Sur la demande présentée par M. [H],
Monsieur et Madame [K] [E] soutiennent que l'achat du fonds de commerce de la société STERM était donc le seul revenu susceptible de leur permettre de rembourser les sommes empruntées par la société EROP en vue du rachat du fonds de commerce de la société STERM dont les résultats étaient les suivants :
- 30 septembre 2001 : 37 765 €
- 30 septembre 2002 : 39 114 €
- 30 septembre 2003 : - 2 078 €
Ceci explique les raisons pour lesquelles le financement a été réalisé pour partie par le CREDIT DU NORD et pour autre partie par le vendeur sachant et que la mise de fonds de la société EROP a été limitée a la somme de 7 000 €.
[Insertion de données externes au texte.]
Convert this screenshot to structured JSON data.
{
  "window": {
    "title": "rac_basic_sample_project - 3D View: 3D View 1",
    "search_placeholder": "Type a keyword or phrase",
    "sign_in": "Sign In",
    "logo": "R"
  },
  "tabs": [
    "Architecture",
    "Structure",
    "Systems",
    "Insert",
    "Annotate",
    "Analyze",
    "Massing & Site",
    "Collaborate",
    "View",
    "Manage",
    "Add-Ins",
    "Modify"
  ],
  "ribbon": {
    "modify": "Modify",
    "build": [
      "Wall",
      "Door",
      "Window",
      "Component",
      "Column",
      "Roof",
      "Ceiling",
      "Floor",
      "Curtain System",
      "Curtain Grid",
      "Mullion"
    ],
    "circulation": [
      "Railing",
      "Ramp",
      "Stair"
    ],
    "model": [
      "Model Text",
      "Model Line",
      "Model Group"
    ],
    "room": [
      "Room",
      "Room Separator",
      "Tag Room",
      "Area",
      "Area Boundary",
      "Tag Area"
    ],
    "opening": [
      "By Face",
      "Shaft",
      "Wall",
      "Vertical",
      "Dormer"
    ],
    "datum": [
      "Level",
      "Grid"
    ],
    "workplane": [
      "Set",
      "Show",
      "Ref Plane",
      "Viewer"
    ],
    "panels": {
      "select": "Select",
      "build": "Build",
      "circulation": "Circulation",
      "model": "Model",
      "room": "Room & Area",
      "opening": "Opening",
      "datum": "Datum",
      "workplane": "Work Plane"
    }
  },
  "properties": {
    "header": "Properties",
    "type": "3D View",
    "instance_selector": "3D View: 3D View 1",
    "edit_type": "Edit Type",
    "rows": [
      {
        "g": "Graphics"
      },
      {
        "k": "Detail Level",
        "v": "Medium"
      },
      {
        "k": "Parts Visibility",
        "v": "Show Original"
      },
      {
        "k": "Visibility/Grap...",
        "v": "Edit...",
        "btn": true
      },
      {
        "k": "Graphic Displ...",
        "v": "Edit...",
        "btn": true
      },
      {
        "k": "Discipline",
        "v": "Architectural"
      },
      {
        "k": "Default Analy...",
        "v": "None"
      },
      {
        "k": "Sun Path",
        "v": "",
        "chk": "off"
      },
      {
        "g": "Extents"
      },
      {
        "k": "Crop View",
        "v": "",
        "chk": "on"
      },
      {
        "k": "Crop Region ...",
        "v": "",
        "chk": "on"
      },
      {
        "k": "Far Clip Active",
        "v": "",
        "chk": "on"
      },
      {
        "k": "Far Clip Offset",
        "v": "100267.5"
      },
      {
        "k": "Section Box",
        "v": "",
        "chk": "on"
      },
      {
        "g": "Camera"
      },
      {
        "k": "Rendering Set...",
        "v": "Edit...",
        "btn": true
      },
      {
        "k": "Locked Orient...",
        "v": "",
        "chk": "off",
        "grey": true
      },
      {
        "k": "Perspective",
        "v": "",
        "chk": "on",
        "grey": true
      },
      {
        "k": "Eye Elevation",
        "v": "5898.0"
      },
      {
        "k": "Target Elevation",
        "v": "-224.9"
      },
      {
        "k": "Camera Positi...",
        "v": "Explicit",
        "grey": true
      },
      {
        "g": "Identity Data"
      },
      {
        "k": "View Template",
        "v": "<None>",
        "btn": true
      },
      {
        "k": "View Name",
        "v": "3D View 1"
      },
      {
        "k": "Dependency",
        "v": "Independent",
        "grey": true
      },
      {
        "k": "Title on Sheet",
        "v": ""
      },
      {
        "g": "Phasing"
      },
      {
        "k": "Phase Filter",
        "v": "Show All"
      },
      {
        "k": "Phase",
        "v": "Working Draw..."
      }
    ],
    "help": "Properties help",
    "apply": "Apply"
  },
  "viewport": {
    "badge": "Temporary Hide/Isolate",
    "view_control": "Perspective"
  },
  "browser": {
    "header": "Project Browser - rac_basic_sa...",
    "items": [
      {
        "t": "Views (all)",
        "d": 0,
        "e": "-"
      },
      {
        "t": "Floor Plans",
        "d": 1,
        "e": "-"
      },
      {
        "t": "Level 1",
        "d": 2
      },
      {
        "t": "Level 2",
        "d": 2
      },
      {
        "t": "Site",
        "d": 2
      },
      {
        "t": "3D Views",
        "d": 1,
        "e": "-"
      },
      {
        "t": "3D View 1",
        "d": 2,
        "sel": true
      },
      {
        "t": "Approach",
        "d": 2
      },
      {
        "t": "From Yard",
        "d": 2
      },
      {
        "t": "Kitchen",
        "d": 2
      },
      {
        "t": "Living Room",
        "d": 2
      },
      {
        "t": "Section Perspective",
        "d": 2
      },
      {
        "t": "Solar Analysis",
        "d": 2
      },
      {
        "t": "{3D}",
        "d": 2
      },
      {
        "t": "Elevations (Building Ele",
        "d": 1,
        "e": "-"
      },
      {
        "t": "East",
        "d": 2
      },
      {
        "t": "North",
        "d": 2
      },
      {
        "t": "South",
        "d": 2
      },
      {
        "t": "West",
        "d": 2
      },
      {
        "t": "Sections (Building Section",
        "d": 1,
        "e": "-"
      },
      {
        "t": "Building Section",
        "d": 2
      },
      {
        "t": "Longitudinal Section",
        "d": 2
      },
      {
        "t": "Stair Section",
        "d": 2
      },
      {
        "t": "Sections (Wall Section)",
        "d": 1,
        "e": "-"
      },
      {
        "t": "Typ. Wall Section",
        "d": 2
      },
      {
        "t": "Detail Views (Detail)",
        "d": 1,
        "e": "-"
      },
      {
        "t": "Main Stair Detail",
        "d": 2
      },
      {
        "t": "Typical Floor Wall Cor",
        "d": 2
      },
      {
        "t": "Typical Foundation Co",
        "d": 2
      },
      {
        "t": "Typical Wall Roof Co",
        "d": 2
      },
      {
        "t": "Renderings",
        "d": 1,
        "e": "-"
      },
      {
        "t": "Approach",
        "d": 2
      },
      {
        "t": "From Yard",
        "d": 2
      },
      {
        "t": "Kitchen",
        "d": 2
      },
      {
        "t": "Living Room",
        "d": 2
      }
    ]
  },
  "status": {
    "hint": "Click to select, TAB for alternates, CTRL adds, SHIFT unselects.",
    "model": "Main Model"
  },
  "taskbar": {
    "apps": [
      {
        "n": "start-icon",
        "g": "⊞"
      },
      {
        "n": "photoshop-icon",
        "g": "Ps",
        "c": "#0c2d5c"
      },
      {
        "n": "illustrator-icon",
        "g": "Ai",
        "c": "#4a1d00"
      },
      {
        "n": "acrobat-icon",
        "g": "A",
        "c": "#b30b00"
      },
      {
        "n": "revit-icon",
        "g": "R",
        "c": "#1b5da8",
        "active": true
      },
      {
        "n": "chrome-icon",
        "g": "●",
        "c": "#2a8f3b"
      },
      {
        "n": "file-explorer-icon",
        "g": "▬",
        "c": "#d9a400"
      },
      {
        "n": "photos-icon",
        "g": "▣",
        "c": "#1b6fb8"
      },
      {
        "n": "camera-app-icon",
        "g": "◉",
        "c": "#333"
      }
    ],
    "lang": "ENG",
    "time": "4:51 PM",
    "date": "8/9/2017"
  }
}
Or, l'analyse faite le 30 septembre 2009 par Monsieur [O] [M], expert-comptable, a mis en valeur un prix surévalué pour la valeur des éléments incorporels (pièce 23) outre un montage financier déséquilibré dès l'origine pour les raisons suivantes :
- prix d'achat du fonds trop élevé par rapport aux capacités de remboursement,
- montage financier s'appuyant sur une aide «'Odace'» retenue dès l'origine comme moyen de paiement d'une partie du prix de vente alors qu'elle aurait du être conservée,
- rentabilité prévisionnelle sans rapport avec celles dégagées avant l'achat du fonds.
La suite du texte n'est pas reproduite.